Making the frontier sector work
Many of the networks of value could start to become ‘utilities’ as they become more embedded in everyday lives
In the
previous article, we introduced the idea of the D-sector. The three traditional
sectors have a well-defined, or largely settled, understanding of the many
elements that build them: (1) what resources are required, (2) employment and
its regulations, (3) the path to skills, (4) how they are priced and valued,
(5) taxation policies, and (6) their impact on society. We detail these below.
Defining
the D-sector
Resources
required: Five
elements are required to build a sturdy ‘digital cocoon’: the ability to (1)
get on a network, (2) communicate and connect, (3) add value, (4) make and
receive payments and (5) access assets and liabilities. We detailed these in
the earlier article. There is a role for both the public and the private sector
in creating the networks. Many networks that help create value in the fourth sector
are largely private today: think of Facebook, Uber, Amazon, AirBnB, MTurk,
Fiverr, YouTube or any of the streaming networks, etc. Payment systems like UPI
have been developed in the public domain. Over time, many of the networks of
value could start to become ‘utilities’ as they start to become more embedded
in everyday lives of people as anyone with an MS Teams or Zoom meetings
will attest!
Employment: Since the network creates value
by linking together buyers and sellers (terms which are used in the widest
sense possible), it commands a value. Building credibility on the network,
currently billed via “stars” or “like” or “followers” is hence a sine qua non.
The employment or income potential on the network gets impacted by the policies
of the network. Since this is a new way of earning, it has been hotly contested
on whether those who come on the network are employees or partners; or whether
the medium carries any responsibility for the messages. Popularly called ‘gig’
work, building long-term incomes, creating the ‘forced savings’ like provident
funds, getting advantages of cheaper group insurances, etc. need to be
re-imagined. Banks need to develop new models of financing such professionals,
especially as the hardware requirements to get on the networks are typically
required to be borne by the participant. Transferability or inter-operability
of the “credibility” from one network to another will be crucial for
participants, especially since networks, like trade routes and fashions, can
wax and wane.
Skills
and education: The
pathways for jobs in the three traditional sectors required building specific
skills which were honed via specialized education and on-the-job training. While
the importance of the deep skills will continue, the fast-paced nature of
change will require learning and relearning new technical skills, if only to
remain on the network or to move between them. This will require constant learning
interventions which will have to be designed to be easy to consume, understand,
assess, and measure. The quality of learning itself will need to be
standardized and benchmarked. Carrying the right certifications, which can be
verified, as part of the digital profile will become the new CV.
Pricing
and valuation: One
of the most-quoted phrases of the tech economy is: “if it is free, you are
probably the product”. It is amazing how some of the most valuable online
activities – from communication to search – are essentially free. Starting
positions have a strong anchoring bias: since we have all become accustomed to
free, or deeply discounted, services, many industries in the “digital cocoon”

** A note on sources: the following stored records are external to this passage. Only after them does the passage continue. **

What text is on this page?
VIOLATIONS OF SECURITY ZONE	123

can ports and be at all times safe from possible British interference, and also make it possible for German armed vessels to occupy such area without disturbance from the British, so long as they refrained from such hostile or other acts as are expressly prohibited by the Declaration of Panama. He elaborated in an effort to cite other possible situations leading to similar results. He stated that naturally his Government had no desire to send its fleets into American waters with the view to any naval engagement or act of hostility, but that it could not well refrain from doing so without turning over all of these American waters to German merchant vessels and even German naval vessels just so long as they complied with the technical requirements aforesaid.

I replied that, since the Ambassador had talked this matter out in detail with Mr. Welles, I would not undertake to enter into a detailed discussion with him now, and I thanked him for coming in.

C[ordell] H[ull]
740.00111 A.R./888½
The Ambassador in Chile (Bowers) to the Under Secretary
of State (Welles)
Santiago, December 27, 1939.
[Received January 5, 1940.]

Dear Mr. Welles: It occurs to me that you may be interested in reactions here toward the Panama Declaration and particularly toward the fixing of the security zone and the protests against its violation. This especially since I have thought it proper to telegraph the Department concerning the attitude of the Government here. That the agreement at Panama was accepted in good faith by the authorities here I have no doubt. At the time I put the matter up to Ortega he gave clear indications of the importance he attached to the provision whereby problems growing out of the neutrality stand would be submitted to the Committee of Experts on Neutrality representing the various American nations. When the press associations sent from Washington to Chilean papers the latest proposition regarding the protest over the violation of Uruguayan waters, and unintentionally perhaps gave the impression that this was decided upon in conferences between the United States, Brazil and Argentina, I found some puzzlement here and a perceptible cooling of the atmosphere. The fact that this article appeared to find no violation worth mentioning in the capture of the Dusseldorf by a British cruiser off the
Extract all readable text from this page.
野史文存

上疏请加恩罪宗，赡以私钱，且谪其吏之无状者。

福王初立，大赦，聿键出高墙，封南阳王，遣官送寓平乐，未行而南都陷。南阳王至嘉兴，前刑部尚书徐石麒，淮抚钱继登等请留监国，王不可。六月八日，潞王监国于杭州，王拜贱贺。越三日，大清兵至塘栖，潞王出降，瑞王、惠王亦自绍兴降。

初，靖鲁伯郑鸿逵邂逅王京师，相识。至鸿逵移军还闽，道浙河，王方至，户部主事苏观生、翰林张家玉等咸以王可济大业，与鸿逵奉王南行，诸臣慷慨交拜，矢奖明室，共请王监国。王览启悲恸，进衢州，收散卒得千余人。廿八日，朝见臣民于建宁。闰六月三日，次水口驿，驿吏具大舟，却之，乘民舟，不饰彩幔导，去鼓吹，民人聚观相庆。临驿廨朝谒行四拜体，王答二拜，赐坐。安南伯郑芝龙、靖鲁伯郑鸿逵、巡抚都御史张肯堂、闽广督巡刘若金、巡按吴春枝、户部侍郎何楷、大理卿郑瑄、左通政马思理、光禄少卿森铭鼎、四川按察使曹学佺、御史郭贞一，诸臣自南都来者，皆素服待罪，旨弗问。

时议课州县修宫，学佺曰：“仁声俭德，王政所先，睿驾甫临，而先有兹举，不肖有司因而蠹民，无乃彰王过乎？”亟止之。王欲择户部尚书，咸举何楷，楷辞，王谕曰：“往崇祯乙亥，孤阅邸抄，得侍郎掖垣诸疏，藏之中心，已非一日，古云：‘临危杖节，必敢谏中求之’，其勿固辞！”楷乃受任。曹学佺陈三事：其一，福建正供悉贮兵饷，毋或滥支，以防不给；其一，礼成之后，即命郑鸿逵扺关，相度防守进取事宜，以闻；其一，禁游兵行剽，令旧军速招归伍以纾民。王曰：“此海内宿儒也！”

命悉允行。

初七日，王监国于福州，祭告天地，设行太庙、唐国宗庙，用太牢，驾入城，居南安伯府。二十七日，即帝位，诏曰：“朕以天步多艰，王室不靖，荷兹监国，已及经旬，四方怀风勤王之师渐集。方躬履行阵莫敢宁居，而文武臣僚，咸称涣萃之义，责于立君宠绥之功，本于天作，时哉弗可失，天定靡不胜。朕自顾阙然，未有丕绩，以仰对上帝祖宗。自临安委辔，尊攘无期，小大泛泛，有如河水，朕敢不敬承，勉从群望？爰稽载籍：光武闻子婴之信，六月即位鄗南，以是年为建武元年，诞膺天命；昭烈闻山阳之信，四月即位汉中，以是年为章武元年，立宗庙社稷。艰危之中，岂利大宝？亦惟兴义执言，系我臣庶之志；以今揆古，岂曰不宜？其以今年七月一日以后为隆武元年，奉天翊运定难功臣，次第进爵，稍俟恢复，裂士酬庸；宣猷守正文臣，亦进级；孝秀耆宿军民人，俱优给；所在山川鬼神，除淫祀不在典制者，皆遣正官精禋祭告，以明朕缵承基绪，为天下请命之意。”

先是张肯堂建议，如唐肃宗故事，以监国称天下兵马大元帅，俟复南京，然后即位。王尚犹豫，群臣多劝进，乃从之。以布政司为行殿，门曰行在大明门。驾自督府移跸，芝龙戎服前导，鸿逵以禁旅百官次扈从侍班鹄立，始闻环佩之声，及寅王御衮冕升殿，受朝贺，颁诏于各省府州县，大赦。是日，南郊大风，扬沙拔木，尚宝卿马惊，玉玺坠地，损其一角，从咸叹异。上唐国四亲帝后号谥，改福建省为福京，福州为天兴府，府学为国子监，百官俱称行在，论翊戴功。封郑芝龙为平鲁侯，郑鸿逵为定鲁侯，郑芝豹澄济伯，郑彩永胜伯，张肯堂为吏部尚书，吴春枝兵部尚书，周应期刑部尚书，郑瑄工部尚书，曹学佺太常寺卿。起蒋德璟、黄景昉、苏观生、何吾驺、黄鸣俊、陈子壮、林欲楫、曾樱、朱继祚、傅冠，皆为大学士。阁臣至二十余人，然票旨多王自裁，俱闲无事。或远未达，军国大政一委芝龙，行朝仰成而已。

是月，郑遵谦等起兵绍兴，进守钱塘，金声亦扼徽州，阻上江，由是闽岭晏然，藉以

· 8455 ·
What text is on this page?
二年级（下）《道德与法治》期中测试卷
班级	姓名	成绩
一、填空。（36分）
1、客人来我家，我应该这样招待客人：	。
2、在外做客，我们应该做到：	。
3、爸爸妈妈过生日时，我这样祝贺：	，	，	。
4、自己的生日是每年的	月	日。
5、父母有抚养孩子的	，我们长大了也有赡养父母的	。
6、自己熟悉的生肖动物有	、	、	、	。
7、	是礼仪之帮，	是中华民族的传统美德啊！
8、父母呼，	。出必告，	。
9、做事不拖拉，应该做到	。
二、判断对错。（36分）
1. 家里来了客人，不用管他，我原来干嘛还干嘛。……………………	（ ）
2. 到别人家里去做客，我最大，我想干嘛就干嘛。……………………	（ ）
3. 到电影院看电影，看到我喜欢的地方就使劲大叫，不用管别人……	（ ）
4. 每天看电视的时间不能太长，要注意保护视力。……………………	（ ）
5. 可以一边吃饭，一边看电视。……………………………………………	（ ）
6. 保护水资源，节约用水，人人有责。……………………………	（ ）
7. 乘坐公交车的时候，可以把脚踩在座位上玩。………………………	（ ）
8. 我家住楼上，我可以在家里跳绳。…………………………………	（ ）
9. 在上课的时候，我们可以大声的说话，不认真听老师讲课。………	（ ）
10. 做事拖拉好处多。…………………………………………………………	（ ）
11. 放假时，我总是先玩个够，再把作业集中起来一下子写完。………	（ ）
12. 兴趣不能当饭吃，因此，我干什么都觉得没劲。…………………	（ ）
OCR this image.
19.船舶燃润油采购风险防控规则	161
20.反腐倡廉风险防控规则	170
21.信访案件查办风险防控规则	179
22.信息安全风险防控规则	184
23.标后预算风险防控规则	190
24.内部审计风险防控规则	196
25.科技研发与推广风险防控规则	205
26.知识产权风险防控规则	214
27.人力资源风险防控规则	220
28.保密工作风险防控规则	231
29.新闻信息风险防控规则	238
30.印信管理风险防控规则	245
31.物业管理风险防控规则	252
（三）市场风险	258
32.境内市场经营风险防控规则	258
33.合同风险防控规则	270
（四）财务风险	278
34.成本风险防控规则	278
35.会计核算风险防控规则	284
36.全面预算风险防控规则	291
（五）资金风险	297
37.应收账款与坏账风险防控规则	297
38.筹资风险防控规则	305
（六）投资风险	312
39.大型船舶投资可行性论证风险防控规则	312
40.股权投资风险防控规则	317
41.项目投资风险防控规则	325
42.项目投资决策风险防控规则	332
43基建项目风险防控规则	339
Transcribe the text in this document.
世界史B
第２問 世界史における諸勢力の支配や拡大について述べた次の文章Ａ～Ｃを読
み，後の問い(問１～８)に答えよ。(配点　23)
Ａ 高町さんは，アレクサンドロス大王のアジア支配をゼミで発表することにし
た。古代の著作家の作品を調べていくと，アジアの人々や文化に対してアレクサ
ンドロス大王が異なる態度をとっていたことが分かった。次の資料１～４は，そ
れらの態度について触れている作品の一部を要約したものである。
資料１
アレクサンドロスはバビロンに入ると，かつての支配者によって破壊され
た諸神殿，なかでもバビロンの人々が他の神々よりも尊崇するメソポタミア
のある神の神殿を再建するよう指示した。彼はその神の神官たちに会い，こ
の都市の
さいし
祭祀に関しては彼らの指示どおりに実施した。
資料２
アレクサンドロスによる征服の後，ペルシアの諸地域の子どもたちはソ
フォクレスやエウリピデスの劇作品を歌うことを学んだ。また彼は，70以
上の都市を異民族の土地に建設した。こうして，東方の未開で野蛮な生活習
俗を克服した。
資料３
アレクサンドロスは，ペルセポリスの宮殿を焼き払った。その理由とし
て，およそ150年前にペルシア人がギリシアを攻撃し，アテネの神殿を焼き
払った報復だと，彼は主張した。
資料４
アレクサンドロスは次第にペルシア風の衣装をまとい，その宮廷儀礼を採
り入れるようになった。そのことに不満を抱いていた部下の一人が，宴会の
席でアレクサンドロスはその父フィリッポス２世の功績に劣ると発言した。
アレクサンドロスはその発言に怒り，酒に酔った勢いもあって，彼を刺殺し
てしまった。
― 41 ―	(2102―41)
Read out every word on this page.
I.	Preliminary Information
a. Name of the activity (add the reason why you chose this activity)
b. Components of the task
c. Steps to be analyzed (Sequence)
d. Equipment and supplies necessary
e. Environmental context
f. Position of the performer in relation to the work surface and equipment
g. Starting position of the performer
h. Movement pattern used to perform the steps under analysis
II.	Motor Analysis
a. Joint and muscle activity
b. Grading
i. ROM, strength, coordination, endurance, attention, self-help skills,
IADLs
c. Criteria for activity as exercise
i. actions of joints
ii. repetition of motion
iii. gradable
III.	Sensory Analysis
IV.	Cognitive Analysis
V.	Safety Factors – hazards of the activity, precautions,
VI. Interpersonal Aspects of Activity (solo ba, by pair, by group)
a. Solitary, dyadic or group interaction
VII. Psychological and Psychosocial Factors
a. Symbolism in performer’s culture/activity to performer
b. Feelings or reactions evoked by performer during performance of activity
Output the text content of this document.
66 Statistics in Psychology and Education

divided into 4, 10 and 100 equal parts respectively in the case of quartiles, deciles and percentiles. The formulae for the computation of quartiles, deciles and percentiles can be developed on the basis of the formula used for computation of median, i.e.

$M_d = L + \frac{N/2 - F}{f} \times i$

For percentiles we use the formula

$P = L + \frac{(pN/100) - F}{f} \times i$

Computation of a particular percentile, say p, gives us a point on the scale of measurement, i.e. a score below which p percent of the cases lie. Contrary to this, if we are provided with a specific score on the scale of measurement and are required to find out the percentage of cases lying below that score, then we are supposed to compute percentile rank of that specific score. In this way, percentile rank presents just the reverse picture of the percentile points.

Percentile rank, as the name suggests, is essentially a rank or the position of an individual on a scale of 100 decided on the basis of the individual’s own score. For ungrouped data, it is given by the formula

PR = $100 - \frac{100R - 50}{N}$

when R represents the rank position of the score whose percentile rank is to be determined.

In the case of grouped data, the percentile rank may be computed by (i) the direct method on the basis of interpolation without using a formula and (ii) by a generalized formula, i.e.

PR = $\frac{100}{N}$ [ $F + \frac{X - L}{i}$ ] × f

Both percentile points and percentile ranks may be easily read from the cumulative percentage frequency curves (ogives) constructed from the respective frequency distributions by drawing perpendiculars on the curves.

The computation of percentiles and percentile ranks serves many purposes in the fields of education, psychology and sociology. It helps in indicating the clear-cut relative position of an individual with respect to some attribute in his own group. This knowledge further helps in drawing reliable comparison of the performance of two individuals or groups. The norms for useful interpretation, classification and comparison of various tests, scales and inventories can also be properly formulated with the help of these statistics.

have found it difficult to find the right monetization model. There are now
moves to create (or redistribute) value: for example, Australia has recently
proposed a law which requires dissemination networks to pay for information
content. The relative share of value between the network and the participants
will take time to reach an equilibrium – and the path will not be linear.
Taxation: If the value distribution is
either zero, unknown, or unsettled, this leaves the tax authorities in a
quandary. Over the last many years, the idea of Base Erosion and Profit
Shifting (BEPS) for multinationals in the traditional sectors has stated to
fall in place: companies moving their profits from high to low jurisdictions
are now expected to be checked via international cooperation in taxation.
Digital taxation continues to remain an unsettled area: the US-French dispute
of taxing French wines is response to tax on American digital giants is a case
in point; the Apple/Ireland-EU tax case is another. As economic value is
created by the D-sector and gains from it accrue to the owners and participants
of the networks, finding the right model to tax will be help generate the funds
required in creating the pathways for people in the society to enter the
D-sector.
Societal
impact: Manufacturing
and services led the need for urbanization and dense close networks of people
working together. The idea of “work from anywhere” will upend the need to be
present in dense cities. Many of the largest cities in the world today continue
to remain port or riverside cities – they derive their roots from the
industrial clustering over the eighteenth and nineteenth centuries on which the
services economy of the twentieth century built upon. However, as the
information technology reduced the need to be near a port, cities like
Bengaluru, Hyderabad and Gurugram in India scaled up. As the fourth sector of
work, especially the delivery of services, entertainment or gaming online picks
up, it could have a profound reshaping of the geographies, especially in the
current tier-2 cities. A specific aspect that banks and monetary authorities should
keep an eye out for: as some of these networks become islands of value, they may
become systems which require only infrequent conversion of their internal
“currencies” with the external world.
The author is with Axis Bank. Views are personal.